City's storm cleanup 'grinds' operations to a halt at Dallas technical college for military vets

As the city of Dallas works to grind up the massive amounts of debris from the May 28 storm, an accredited Dallas technical college says all the dust has caused its HVAC units to break. 

Video from SKY 4 shows the mountain of mulch that’s being brought to an empty lot behind Medisend College of Biomedical Engineering Technology in the Lake Highlands area.

The college is suing the city of Dallas, saying it needed to soak the debris with water as it is turned into mulch to prevent it from clogging its AC units. 

The school has filed a petition for a temporary restraining order to bring the work to a halt. 

Nick Hallack is president and CEO of Medisend College. It trains military veterans on how to install and repair sophisticated medical equipment.

He says the city's efforts to grind up hundreds of thousands of cubic yards of tree branches from the May 28 windstorm caused his school to grind to a halt. 
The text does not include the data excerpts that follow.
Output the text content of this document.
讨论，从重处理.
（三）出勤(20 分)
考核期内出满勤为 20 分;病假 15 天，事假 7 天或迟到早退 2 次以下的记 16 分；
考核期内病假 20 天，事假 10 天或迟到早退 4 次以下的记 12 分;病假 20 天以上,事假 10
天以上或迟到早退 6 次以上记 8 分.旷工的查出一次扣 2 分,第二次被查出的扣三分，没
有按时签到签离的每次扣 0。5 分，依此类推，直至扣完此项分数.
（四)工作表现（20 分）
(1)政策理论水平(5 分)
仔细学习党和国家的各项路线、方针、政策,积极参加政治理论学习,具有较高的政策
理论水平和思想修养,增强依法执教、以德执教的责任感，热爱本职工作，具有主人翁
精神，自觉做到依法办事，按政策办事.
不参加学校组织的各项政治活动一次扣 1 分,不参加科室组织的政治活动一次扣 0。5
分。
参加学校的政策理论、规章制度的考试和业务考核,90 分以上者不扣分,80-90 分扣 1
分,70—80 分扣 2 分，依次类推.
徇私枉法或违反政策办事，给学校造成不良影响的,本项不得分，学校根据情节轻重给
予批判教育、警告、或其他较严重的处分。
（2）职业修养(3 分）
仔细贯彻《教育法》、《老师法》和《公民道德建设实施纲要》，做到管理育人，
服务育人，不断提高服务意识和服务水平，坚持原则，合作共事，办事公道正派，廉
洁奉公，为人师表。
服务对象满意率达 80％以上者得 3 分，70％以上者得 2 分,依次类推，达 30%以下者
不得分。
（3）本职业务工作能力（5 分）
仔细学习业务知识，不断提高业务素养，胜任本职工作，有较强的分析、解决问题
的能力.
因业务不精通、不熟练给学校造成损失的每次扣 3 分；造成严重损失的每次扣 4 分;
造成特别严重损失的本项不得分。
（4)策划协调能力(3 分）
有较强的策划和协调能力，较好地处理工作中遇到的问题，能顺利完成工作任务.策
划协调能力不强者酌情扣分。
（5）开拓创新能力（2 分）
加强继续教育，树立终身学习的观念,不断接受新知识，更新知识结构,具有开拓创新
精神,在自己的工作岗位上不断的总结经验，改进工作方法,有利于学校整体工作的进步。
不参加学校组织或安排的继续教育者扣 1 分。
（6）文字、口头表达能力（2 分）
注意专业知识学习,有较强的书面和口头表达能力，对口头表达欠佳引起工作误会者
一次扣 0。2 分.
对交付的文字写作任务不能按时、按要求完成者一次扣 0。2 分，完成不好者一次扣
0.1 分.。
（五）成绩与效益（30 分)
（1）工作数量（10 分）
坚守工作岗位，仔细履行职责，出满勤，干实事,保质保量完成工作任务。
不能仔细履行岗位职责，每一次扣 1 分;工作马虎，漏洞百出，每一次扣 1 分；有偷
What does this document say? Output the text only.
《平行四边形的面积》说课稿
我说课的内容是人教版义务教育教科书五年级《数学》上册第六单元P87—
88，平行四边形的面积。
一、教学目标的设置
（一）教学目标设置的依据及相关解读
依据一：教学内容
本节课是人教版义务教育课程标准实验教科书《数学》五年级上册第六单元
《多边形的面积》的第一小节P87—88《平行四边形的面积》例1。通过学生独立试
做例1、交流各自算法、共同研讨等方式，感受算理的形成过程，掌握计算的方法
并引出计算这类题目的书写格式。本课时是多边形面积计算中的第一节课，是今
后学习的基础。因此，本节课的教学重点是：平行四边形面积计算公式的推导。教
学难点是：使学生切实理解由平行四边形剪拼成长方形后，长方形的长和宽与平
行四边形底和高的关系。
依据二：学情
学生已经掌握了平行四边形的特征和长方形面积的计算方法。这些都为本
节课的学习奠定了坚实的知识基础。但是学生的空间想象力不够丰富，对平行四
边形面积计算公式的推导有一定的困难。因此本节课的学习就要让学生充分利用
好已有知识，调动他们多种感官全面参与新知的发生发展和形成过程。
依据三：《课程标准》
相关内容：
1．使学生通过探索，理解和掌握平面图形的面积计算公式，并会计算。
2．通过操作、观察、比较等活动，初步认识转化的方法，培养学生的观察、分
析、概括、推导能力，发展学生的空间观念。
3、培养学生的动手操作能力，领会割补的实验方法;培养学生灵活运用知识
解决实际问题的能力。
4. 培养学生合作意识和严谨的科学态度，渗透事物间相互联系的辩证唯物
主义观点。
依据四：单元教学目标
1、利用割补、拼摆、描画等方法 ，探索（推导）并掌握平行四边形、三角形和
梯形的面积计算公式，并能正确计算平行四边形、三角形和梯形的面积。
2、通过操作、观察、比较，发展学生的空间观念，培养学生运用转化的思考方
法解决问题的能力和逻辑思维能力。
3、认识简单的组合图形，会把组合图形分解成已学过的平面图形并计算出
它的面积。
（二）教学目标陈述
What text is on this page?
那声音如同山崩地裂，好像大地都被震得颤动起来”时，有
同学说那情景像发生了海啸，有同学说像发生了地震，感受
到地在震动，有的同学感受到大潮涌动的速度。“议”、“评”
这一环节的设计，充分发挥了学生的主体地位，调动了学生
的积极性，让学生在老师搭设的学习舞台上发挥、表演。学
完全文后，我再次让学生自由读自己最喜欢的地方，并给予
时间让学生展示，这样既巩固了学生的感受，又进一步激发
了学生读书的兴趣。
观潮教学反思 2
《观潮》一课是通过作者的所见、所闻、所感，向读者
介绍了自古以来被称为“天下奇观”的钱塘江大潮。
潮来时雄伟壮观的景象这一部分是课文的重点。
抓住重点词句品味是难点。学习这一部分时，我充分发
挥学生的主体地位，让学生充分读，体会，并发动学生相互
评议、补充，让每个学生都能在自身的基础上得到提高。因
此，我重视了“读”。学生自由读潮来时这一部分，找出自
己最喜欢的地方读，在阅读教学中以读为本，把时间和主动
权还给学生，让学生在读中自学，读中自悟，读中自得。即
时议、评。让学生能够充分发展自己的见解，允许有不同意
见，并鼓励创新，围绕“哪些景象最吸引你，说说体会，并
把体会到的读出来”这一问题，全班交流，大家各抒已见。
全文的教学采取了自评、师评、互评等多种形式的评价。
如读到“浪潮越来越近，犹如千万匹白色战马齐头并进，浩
"The students started complaining that it was getting hot," he said.

Hallack says an AC repairman discovered the problem. 

"This one has a burned-out motor and compressor. It was filtering in large amounts of dust and dirt."

Lots of wood particles were clogging the system.

"These are the air conditioners to the imaging lab and X-ray lab. We can't turn them on because they will filter that dust into the laboratories," said Hallack.

FOX 4 reached out to the Texas Commission on Environmental Quality. A spokesman said the agency received a complaint on June 27 alleging large plumes of dust were impacting the property. 

The spokesperson said in a statement, "Dallas County was added to the state disaster declaration on May 28, 2024. The site at 12000 Greenville Avenue was approved as a temporary debris management site… They started grinding activities the week of June 17 and have water trucks at the site for dust control. The complaint investigation is ongoing."

Hallack says he had to cancel classes last week while the AC was out. This week, they are having half-day classes.

"They basically put us to a stop," he said.

FOX 4 asked the city of Dallas for a response. A spokesperson said, "Due to pending litigation, we cannot comment at this time."

The lawsuit says the cost to replace the damaged equipment and the lost revenue would be in excess of $1 million.

"My major concern is our veterans and serving them, the ones who served our country," Hallack said.

FOX 4 asked the city if a temporary restraining order is granted, what impact that might have on the storm cleanup.

The city is still working to collect more debris around the city to bring to this site. 

A spokeswoman said the city cannot comment on that either.